The ex-HQ of the Kempetai in Singapore is now a museum with some deeply disturbing exhibits.
This is the second post I've read today about Japanese attempts to obfuscate what they did. I think that it's much too early for them to get away with it, as there are many in Asia still living who remember very well. The Japanese have done a masterful job of raising an entire generation with either no knowledge or a very glossed over version of it.
Thank you, gentlemen, and my deep admiration for the survivors of Cabanatuan (my Dad was on his way to the Pacific Theater when Little Boy and Fat Man greatly improved my chances of being born).

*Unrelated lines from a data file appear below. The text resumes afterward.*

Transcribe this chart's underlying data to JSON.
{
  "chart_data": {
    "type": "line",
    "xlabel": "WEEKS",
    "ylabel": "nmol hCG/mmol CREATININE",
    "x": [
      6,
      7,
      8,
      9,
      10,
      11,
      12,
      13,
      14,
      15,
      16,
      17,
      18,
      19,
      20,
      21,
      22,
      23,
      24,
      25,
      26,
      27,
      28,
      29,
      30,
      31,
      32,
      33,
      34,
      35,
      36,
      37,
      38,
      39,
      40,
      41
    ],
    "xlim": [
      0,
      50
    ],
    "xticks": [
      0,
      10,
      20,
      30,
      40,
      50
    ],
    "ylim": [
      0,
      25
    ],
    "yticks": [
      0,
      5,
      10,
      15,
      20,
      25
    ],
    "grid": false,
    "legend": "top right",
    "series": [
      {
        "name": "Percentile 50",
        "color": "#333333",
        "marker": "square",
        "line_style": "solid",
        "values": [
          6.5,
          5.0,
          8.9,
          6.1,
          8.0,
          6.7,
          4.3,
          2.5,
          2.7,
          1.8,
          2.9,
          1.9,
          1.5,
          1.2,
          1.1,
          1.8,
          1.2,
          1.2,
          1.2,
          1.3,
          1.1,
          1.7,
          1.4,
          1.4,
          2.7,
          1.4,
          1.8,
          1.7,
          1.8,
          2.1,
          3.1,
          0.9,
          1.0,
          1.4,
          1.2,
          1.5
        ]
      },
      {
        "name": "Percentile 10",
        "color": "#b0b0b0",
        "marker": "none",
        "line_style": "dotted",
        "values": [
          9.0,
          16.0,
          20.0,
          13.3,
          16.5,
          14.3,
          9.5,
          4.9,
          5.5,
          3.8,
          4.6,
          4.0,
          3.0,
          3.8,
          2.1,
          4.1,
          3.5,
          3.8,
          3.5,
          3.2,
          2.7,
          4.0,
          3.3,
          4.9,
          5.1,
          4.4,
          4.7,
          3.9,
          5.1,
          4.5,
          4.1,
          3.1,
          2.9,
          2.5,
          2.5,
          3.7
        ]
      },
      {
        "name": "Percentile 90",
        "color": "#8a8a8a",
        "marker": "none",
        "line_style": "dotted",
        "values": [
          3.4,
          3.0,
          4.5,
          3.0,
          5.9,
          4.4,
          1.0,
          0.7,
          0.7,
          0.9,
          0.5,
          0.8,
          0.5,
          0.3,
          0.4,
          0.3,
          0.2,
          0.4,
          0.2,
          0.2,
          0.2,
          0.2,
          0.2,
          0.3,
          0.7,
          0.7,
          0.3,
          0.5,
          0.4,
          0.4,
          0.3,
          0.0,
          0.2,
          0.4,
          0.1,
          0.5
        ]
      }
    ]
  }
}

Kempetai.... Dad was stationed at HQ 8th Army in Yokohama 1956-58. We American kids played with Japanese kids. But later upon adulthood I learned the horrors perpetrated by the Imperial Japanese Army. And it seems that as time goes on and information technology improves, Japanese atrocities of the WWII period just seem to increase in number and crowd closer to those who choose to remember.
“We were victims, too!” is heard quite a lot lately in the new Germany and the new Japan.
Kempetai.... that very word once struck terror in the hearts of millions. Today’s Japanese may soon grow proud of it. Like the Yasekune Shrine, where butcher Tojo is worshipped, godlike.